В начале постсоветского периода ни общество, ни церковь не видели ещё и не понимали того, что существует целый спектр состояний сознания, и личного, и общественного, в которых оно лишено цельности и полноты; что именно в таких состояниях российское общество и пребывает; и потому первой необходимой задачей является обрести вновь эту полноту, «прийти в сознание».Иными словами, действительно насущной задачей являлась тогда именно задача регистрации. И лишь после её решения мог бы быть успешным призыв к покаянию. Нетрудно увидеть, что эта же задача продолжает стоять перед нами и сегодня. Более того, сейчас на пути её решения появляются новые препятствия, отражающие усиление посттоталитарных эффектов в жизни и сознании общества.

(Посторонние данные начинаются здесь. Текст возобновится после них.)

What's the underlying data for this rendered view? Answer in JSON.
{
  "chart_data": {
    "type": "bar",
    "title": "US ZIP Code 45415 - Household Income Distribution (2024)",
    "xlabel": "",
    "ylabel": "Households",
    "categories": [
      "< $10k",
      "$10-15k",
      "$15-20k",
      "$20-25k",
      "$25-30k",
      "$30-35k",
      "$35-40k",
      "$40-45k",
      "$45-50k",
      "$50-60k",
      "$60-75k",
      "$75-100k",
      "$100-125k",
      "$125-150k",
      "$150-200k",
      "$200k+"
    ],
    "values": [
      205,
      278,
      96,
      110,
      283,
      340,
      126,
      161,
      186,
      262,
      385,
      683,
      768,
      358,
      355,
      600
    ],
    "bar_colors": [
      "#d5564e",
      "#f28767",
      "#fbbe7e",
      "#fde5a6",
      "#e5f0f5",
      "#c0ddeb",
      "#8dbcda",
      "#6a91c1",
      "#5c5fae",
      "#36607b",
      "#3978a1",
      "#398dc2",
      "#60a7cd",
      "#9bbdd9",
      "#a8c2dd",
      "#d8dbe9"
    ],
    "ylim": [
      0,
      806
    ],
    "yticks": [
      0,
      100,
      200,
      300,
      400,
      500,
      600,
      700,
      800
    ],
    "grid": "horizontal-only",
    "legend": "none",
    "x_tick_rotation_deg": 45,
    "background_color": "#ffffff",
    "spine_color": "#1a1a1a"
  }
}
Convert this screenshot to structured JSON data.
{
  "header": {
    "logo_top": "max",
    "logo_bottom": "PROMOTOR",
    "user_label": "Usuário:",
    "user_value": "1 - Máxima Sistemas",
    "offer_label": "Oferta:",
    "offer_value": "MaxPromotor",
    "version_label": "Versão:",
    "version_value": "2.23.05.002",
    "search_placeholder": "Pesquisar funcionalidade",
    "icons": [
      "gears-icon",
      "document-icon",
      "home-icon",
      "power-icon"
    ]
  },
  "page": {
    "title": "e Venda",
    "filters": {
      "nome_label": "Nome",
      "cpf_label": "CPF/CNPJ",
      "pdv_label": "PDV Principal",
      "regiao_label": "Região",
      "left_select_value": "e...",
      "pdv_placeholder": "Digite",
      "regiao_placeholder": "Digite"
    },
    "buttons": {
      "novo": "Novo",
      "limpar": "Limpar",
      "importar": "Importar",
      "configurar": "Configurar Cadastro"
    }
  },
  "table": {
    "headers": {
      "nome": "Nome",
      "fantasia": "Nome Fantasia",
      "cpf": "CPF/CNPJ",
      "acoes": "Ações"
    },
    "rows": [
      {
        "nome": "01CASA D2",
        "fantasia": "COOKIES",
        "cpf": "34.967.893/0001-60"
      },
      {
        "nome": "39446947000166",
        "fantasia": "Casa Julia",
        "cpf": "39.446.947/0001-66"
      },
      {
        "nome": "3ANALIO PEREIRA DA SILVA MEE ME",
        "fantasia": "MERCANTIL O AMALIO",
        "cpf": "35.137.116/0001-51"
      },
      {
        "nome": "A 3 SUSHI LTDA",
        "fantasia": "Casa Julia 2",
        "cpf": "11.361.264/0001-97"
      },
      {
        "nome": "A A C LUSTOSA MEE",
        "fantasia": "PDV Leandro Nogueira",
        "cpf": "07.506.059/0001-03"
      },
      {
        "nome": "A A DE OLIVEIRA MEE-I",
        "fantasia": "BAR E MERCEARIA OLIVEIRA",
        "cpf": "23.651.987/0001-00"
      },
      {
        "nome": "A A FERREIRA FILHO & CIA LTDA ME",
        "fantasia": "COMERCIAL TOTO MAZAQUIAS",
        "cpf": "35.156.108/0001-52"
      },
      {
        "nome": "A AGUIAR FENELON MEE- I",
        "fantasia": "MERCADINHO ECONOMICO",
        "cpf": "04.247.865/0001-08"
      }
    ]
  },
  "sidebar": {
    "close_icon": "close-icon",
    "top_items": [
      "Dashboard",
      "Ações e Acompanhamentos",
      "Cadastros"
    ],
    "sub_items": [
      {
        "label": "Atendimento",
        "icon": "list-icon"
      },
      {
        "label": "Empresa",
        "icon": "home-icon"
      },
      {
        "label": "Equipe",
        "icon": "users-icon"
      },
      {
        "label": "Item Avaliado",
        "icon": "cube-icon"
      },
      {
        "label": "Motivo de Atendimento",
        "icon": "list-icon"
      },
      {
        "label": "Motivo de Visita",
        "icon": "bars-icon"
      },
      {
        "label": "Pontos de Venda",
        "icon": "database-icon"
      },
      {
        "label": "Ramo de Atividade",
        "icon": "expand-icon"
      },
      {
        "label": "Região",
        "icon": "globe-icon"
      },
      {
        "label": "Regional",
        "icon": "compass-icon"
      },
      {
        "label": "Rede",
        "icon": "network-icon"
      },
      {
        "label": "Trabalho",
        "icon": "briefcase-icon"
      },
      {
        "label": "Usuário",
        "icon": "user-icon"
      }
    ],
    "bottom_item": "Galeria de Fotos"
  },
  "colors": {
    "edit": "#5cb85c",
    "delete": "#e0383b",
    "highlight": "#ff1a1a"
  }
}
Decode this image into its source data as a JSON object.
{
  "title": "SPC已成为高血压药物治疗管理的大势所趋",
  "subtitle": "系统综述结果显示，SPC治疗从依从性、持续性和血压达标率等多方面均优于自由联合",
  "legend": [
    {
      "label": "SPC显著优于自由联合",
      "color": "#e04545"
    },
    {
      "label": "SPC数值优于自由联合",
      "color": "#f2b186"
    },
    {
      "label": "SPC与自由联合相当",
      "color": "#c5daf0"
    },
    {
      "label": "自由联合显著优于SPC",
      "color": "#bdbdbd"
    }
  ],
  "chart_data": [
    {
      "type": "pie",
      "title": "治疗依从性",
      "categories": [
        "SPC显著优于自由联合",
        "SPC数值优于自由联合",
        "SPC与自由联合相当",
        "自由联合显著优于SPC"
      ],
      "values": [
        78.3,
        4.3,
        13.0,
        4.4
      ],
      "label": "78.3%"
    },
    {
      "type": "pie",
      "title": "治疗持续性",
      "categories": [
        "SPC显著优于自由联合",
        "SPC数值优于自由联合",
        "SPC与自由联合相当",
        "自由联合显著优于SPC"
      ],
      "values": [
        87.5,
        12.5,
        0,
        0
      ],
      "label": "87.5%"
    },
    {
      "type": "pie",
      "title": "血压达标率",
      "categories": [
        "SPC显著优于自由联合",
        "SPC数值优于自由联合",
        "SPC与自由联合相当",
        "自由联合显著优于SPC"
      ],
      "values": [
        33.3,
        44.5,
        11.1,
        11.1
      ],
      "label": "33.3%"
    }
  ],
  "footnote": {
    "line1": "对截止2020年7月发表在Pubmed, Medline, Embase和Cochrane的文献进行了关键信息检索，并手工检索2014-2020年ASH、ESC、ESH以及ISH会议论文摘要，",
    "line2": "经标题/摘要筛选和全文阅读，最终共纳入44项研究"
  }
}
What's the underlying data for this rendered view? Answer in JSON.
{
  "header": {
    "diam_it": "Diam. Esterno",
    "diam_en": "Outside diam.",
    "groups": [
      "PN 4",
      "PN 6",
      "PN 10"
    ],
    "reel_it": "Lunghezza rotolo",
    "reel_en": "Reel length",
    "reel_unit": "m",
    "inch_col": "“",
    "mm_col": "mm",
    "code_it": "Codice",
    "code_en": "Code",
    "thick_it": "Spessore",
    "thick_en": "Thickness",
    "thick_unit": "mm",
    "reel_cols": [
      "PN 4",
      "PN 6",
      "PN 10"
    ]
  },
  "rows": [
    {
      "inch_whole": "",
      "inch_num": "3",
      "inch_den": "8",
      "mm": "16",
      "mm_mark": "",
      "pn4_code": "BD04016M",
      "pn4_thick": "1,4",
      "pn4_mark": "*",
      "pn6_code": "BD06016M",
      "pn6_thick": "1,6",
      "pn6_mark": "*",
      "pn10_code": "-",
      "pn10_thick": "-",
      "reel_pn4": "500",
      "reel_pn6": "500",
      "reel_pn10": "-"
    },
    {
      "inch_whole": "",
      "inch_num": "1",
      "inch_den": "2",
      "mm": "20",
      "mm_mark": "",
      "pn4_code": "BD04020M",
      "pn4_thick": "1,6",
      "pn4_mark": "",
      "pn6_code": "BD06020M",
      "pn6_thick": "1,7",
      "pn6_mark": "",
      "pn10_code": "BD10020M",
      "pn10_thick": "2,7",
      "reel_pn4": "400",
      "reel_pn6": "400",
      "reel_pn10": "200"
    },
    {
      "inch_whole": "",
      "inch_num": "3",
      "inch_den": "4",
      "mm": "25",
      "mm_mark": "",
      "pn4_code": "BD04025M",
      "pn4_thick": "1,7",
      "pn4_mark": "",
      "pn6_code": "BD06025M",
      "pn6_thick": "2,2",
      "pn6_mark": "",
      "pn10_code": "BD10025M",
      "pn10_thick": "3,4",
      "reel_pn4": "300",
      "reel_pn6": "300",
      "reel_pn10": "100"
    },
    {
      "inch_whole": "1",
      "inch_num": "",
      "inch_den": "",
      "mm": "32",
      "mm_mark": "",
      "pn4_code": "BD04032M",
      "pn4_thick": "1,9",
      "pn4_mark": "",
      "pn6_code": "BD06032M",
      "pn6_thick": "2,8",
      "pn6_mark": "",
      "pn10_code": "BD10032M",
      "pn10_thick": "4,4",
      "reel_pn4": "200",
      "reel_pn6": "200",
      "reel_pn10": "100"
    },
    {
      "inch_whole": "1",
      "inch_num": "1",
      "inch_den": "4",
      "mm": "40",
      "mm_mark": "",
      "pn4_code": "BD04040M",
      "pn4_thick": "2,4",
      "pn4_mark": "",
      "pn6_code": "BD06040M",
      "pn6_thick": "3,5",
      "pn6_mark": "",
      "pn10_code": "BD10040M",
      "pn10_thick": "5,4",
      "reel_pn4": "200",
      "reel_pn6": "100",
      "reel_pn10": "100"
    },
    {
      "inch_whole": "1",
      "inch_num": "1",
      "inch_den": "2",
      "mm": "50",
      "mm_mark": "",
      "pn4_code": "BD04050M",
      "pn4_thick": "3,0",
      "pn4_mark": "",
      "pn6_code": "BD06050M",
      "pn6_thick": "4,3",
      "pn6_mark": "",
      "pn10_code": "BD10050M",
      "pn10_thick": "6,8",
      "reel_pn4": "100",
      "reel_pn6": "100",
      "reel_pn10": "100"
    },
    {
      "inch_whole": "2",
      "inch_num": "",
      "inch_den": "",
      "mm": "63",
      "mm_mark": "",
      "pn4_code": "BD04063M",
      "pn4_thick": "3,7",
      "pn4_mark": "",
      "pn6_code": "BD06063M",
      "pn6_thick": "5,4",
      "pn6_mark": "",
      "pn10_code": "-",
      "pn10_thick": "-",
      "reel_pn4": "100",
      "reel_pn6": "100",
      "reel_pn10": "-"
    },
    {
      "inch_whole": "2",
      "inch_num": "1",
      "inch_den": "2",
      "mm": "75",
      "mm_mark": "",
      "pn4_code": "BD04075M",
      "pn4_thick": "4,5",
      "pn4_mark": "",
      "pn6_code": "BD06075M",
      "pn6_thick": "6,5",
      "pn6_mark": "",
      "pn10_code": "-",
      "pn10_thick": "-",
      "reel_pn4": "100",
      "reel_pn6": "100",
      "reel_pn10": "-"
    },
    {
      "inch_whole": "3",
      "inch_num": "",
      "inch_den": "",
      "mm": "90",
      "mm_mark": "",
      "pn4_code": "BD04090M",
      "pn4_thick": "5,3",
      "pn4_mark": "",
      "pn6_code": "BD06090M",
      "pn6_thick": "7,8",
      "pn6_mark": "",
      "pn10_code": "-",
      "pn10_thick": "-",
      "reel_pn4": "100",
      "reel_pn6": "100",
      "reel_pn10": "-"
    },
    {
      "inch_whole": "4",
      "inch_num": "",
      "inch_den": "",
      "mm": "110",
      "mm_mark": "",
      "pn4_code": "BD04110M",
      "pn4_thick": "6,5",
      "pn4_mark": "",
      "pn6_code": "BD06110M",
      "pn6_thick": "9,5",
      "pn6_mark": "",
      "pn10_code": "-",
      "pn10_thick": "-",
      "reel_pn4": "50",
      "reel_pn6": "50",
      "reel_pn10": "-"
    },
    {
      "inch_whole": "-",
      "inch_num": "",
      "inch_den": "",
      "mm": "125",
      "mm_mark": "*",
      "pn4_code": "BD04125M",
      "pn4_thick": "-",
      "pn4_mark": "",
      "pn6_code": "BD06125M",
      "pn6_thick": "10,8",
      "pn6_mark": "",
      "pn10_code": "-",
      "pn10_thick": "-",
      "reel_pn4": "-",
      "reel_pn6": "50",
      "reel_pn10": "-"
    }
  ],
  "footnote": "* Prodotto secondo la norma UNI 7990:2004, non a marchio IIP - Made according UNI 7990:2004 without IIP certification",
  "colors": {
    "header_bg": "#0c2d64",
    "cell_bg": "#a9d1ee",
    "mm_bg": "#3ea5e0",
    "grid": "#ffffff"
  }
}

Возникли активные и поддерживаемые властью тренды в исторической науке, которые одной частью целенаправленно внедряют подмены и фальсификации в отечественную историю, а другой – пытаются убеждать, будто бы исторической истины вообще не существует и совершенно нормально и законно утверждать ложные и обманные версии истории, которые отвечают якобы «народным представлениям» о ней, а в действительности – интересам властных групп. И это значит, что миссия регистрации здесь напрямую отвергается. Общество, таким образом, рискует лишиться уже не только способности к покаянию, но даже и способности к регистрации! И эта опасность требует весьма серьёзного внимания. Вместо преодоления антропологической катастрофы мы легко можем оказаться на путях её углубления.